From a few years ago, The Well-Digger’s Daughter (MC-67, NFX) is a Marcel Pagnol re-make by Daniel Auteuil, placid and predictable, but nonetheless pleasurable,.  If you have radiant memories of Provence peasantry and landscape from Jean de Florette and Manon of the Spring, or from My Father’s Glory and My Mother’s Castle, then you might find yourself, as I did, drawn into this hackneyed tale of a lower class girl who gets in trouble with a bourgeois fly-boy at the start of WWII.  The girl is a pleasure to look at, if not a particularly revealing actress, and Auteuil allows himself to chew the scenery as the crusty old dad.  Something about the light on the landscape, however, made the film irresistible to me.

The same might be said of The Two Faces of January (MC-66, NFX), where the Mediterranean light falls on Athens and Crete.  Hossein Amini’s adaptation of a Patricia Highsmith novel goes for the Hitchcockian period vibe, and has some success, though the story hardly convinces, fudging key moments.  Viggo Mortensen, Oscar Isaac, and Kirsten Dunst all offer magnetic performances, as a steamy triangle entangled in embezzlements and suspicious deaths.  Along with the travelogue pleasures of the cinematography, that’s enough to make this worth a try on Netflix streaming.

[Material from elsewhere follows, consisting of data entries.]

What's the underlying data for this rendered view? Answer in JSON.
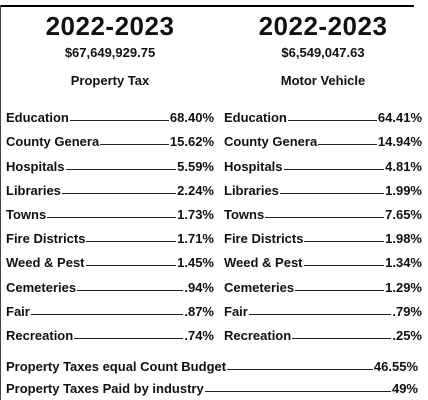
{
  "left": {
    "year": "2022-2023",
    "amount": "$67,649,929.75",
    "heading": "Property Tax",
    "items": [
      {
        "name": "Education",
        "value": "68.40%"
      },
      {
        "name": "County Genera",
        "value": "15.62%"
      },
      {
        "name": "Hospitals",
        "value": "5.59%"
      },
      {
        "name": "Libraries",
        "value": "2.24%"
      },
      {
        "name": "Towns",
        "value": "1.73%"
      },
      {
        "name": "Fire Districts",
        "value": "1.71%"
      },
      {
        "name": "Weed & Pest",
        "value": "1.45%"
      },
      {
        "name": "Cemeteries",
        "value": ".94%"
      },
      {
        "name": "Fair",
        "value": ".87%"
      },
      {
        "name": "Recreation",
        "value": ".74%"
      }
    ]
  },
  "right": {
    "year": "2022-2023",
    "amount": "$6,549,047.63",
    "heading": "Motor Vehicle",
    "items": [
      {
        "name": "Education",
        "value": "64.41%"
      },
      {
        "name": "County Genera",
        "value": "14.94%"
      },
      {
        "name": "Hospitals",
        "value": "4.81%"
      },
      {
        "name": "Libraries",
        "value": "1.99%"
      },
      {
        "name": "Towns",
        "value": "7.65%"
      },
      {
        "name": "Fire Districts",
        "value": "1.98%"
      },
      {
        "name": "Weed & Pest",
        "value": "1.34%"
      },
      {
        "name": "Cemeteries",
        "value": "1.29%"
      },
      {
        "name": "Fair",
        "value": ".79%"
      },
      {
        "name": "Recreation",
        "value": ".25%"
      }
    ]
  },
  "summary": [
    {
      "label": "Property Taxes equal Count Budget",
      "value": "46.55%"
    },
    {
      "label": "Property Taxes Paid by industry",
      "value": "49%"
    }
  ]
}
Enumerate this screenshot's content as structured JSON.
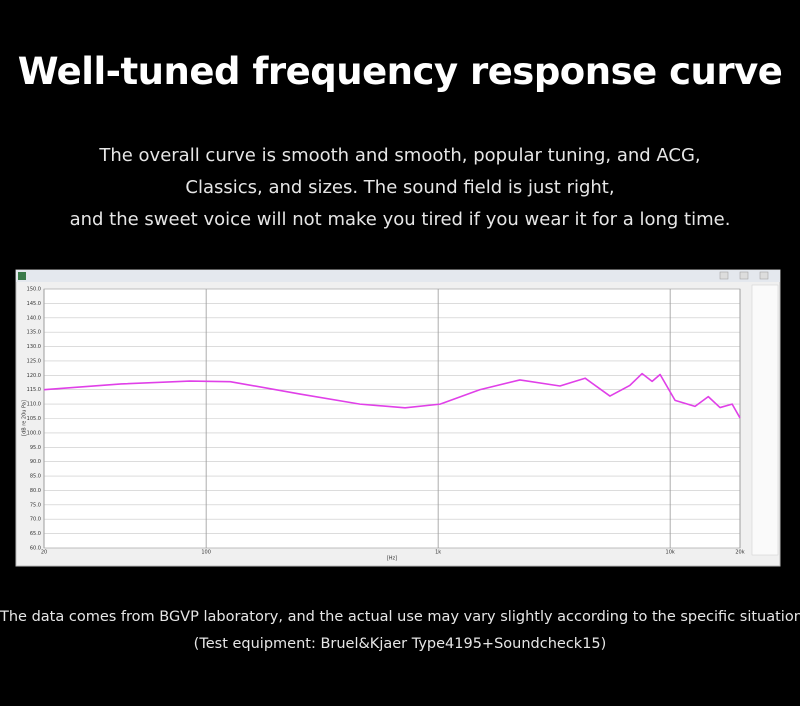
{
  "header": {
    "title": "Well-tuned frequency response curve",
    "description": [
      "The overall curve is smooth and smooth, popular tuning, and ACG,",
      "Classics, and sizes. The sound field is just right,",
      "and the sweet voice will not make you tired if you wear it for a long time."
    ]
  },
  "chart_data": {
    "type": "line",
    "x_label": "[Hz]",
    "y_label": "[dB re 20u Pa]",
    "log_x": true,
    "grid": true,
    "xlim": [
      20,
      20000
    ],
    "xticks": [
      20,
      100,
      {
        "value": 1000,
        "label": "1k"
      },
      {
        "value": 10000,
        "label": "10k"
      },
      {
        "value": 20000,
        "label": "20k"
      }
    ],
    "ylim": [
      60,
      150
    ],
    "yticks": [
      {
        "value": 60,
        "label": "60.0"
      },
      {
        "value": 65,
        "label": "65.0"
      },
      {
        "value": 70,
        "label": "70.0"
      },
      {
        "value": 75,
        "label": "75.0"
      },
      {
        "value": 80,
        "label": "80.0"
      },
      {
        "value": 85,
        "label": "85.0"
      },
      {
        "value": 90,
        "label": "90.0"
      },
      {
        "value": 95,
        "label": "95.0"
      },
      {
        "value": 100,
        "label": "100.0"
      },
      {
        "value": 105,
        "label": "105.0"
      },
      {
        "value": 110,
        "label": "110.0"
      },
      {
        "value": 115,
        "label": "115.0"
      },
      {
        "value": 120,
        "label": "120.0"
      },
      {
        "value": 125,
        "label": "125.0"
      },
      {
        "value": 130,
        "label": "130.0"
      },
      {
        "value": 135,
        "label": "135.0"
      },
      {
        "value": 140,
        "label": "140.0"
      },
      {
        "value": 145,
        "label": "145.0"
      },
      {
        "value": 150,
        "label": "150.0"
      }
    ],
    "series": [
      {
        "color": "#e040e8",
        "x": [
          20,
          43,
          85,
          127,
          254,
          460,
          720,
          1020,
          1510,
          2250,
          3350,
          4300,
          5500,
          6700,
          7570,
          8360,
          9050,
          10500,
          12800,
          14600,
          16400,
          18500,
          20000
        ],
        "values": [
          115,
          117,
          118,
          117.8,
          113.5,
          110,
          108.7,
          110,
          115,
          118.4,
          116.3,
          119,
          112.8,
          116.5,
          120.6,
          117.9,
          120.3,
          111.3,
          109.2,
          112.6,
          108.8,
          110,
          105.2
        ]
      }
    ]
  },
  "footer": [
    "The data comes from BGVP laboratory, and the actual use may vary slightly according to the specific situation",
    "(Test equipment: Bruel&Kjaer Type4195+Soundcheck15)"
  ]
}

Gone Girl (MC-79, NFX) was a would-be thriller that attracted a lot more notice, but I confess my surprise that David Fincher could make a film so ridiculous, sleek as you’d expect but far removed from anything like real life.  The film certainly served as an admirable platform for Rosamund Pike in the title role (Ben Affleck is no more than okay as her beleaguered husband), but Gillian Flynn’s screenplay shows all the problems of a novelist adapting her own work.  What words can get away with, pictures make preposterous, plus there’s the excessive reliance on voiceover narration.  I’d somehow avoided all spoilers about this pop culture phenomenon, aside from the central twist, so I approached it with an open mind, which gradually closed into incredulity and derision.  Which is not to say there was no fun involved, but it was definitely splashing around in the shallow end.  I put this in a category with films like Vertigo and Mulholland Drive – I can’t really see what some people see in them.

We conclude with dueling doppelgangers, a hardy perennial theme of literature and film.  I enjoyed The Double (MC-69, NFX) but found it a chore to watch Enemy (MC-61, NFX).  The Double is adapted from Dostoevsky, directed by Richard Ayoade, and stars Jesse Eisenberg in the dual role.  Enemy is adapted from Saramago, directed by Denis Villeneuve, and stars Jake Gyllenhaal in the dual role.  Both films share a sickly yellow-green palette, but The Double creates an alternate 1984-ish world of drab conformity and amusingly primitive technology, while Enemy tries to make modern Toronto and its suburban high-rises look as unappetizing as possible.  The Double is darkly funny, while Enemy is lugubrious and enigmatic in the extreme.  The ending of The Double fails to convince, or resolve the situation it has artfully set up, but the ending of Enemy is deliberately whacked out, and far from satisfying to me.  The supporting cast of The Double includes Mia Wasikowski as love interest, and Wallace Shawn as the boss of both Eisenbergs, the recessive nerd and the genial con man, along with a host of humorous cameos.  Enemy has Melanie Laurant and Sarah Gadon as the interchangeable women of Gyllenhaal, but gives them far too little to do.

Having gone from pairings to parings, it’s time to move on to a whole new batch of new & noteworthies.